With this history, it is fitting that Camden is now once again leading the municipal housebuilding revival. We are now building the next generation of council homes, after decades of local authorities having to retreat from this task.
But government spending cuts make this an uphill task. England’s housing investment programme was slashed by 60 per cent in 2010 – a cut which saw the number of new social homes fall from around 39,000 in 2010 to just 6,500 in 2017. Councils have had to innovate to deliver on our ambitions without national funding. In Camden, our answer was our community investment programme – a self-financed investment programme of more than £1bn. We committed to deliver 1,100 new council homes, 300 living rent homes and 1,650 homes for sale and rent which would fund them.
This cross-subsidy model ensures that every pound raised gets reinvested into new social rent homes, improving our streets and creating new public spaces, building new schools, and refurbishing estates, community centres and other facilities. Our approach redistributes money from those who can afford to buy their own homes to be invested in genuinely affordable council homes for those who cannot.
Since the launch of the programme, we have delivered over 350 new council homes, with another 400 in the pipeline in the next four years. In July, the council also agreed in principle three new large-scale projects which would provide over 800 new council and living rent homes.
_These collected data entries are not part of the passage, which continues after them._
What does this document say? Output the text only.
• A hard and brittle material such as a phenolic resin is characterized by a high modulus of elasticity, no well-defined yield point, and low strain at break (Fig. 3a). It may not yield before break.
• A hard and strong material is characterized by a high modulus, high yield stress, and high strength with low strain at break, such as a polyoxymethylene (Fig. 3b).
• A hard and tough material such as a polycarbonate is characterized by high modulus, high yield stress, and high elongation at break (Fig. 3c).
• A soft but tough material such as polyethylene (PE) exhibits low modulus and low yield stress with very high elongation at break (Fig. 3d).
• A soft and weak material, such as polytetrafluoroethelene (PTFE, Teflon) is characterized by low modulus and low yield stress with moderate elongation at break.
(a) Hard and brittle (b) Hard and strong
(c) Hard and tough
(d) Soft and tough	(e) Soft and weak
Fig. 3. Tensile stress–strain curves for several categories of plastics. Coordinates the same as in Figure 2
Last year Camden built more than half of the 680 homes completed by councils in London. But building council houses is not just about providing new homes, vital as that is. It can also be a way of ensuring residents have access to a decent job and training. Through our investment programme, we have secured 193 apprenticeship opportunities and 141 work experience placements. And, by the end of the programme, we will have created 4,500 construction jobs.
The average cost of buying a new family home in Camden is £1m, and private sector rents are over £450 per week. With more than 5,500 families on our waiting list, often in inadequate housing situations, there is still much more we need to do. It is clear that, like all councils, we need to go further, in both scale and pace of delivery.
To do this we need a government that backs councils to build. Government must recognise council housing as key national infrastructure. The Greater London Authority recently revealed that around £5bn of annual investment over a 10-year period is needed to build the council homes London needs. We need greater grant funding, and a long-term funding settlement to provide certainty for programmes like ours.
Other smaller changes would also make it easier for boroughs to build. This includes enabling councils to combine different forms of grant funding for homes, allowing us to keep all of the receipts of the right to buy, rather than a mere fraction of them, and ideally having a moratorium on the right to buy completely.
Councils are already finding new ways to deliver – and we are ready to go even further. Municipal socialism is alive and well, as we draw on our radical legacy of building council housing, stepping in to correct market failure, and tackling the housing crisis head-on. When the early pioneers delivered the first council homes 100 years ago, the need was clear. Now, the need for action, and funding, is just as pressing – if not more so.